For many people living in New York, their real estate holdings will be their most substantial assets. There are many considerations when dealing with a home as part of your estate plan, and it’s important to really look at your family’s circumstances before you make a decision about what will work best.
Depending on your needs, there are many possible ways to handle the transition of ownership of your home at the time of your death, although certain methods are more common than others.
Hold title with your spouse as joint tenants with rights of survivorship
One of the easiest ways to make sure that your house passes directly to your spouse or partner at the time of your death without anyone interfering with their ability to live there will be to adjust the deed for your property so that the two of you jointly hold title with rights of survivorship.
If you die while holding title this way, your spouse will have the right to stay in your marital home for the rest of their life.
Place the house in a trust in order to avoid probate
Another popular technique for ensuring the smooth transition of ownership for real estate involves placing that real estate in a trust. The trustee will be the one who has control over possession and occupancy in the property, and the house won’t wind up going through probate with the rest of your assets.

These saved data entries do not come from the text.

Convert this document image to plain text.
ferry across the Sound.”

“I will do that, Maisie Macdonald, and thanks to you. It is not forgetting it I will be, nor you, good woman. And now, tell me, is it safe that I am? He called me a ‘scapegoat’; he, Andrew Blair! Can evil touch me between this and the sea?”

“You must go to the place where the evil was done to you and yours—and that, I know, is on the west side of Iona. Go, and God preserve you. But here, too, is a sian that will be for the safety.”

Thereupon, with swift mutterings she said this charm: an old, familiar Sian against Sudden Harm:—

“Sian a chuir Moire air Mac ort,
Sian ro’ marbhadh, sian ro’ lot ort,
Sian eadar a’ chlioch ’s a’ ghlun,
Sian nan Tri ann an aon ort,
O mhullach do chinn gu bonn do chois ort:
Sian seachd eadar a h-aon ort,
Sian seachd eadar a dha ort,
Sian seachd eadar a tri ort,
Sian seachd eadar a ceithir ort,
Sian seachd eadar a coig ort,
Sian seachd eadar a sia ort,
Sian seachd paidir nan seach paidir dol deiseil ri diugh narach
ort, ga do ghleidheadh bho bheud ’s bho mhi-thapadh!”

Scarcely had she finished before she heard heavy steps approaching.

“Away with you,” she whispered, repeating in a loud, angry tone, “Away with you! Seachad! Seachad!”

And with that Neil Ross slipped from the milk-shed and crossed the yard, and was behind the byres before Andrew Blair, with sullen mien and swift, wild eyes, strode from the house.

The use of a trust can ensure ongoing tenancy in the property for a spouse or partner that you have not married. It can also ensure that the house’s value passes to another party per your wishes later in the future.
Some people want to divide the value of the house among their loved ones
If you don’t have someone who will live in the property with you at the time of your death or who will stay there after you die, you might want to have your executor sell your house for its fair market value and distribute the proceeds between your heirs or beneficiaries. If you think that one of your children might want to own the house, you can always include a clause that gives them the right of first refusal, thereby allowing them to make a fair market offer on the property before anyone else.
It’s possible that one of these three solutions may work for you, or you may need even more unique and customized solutions for your home, depending on your family and financial circumstances. The sooner you start planning, the easier it will be to protect your home and the value it represents to you and your heirs.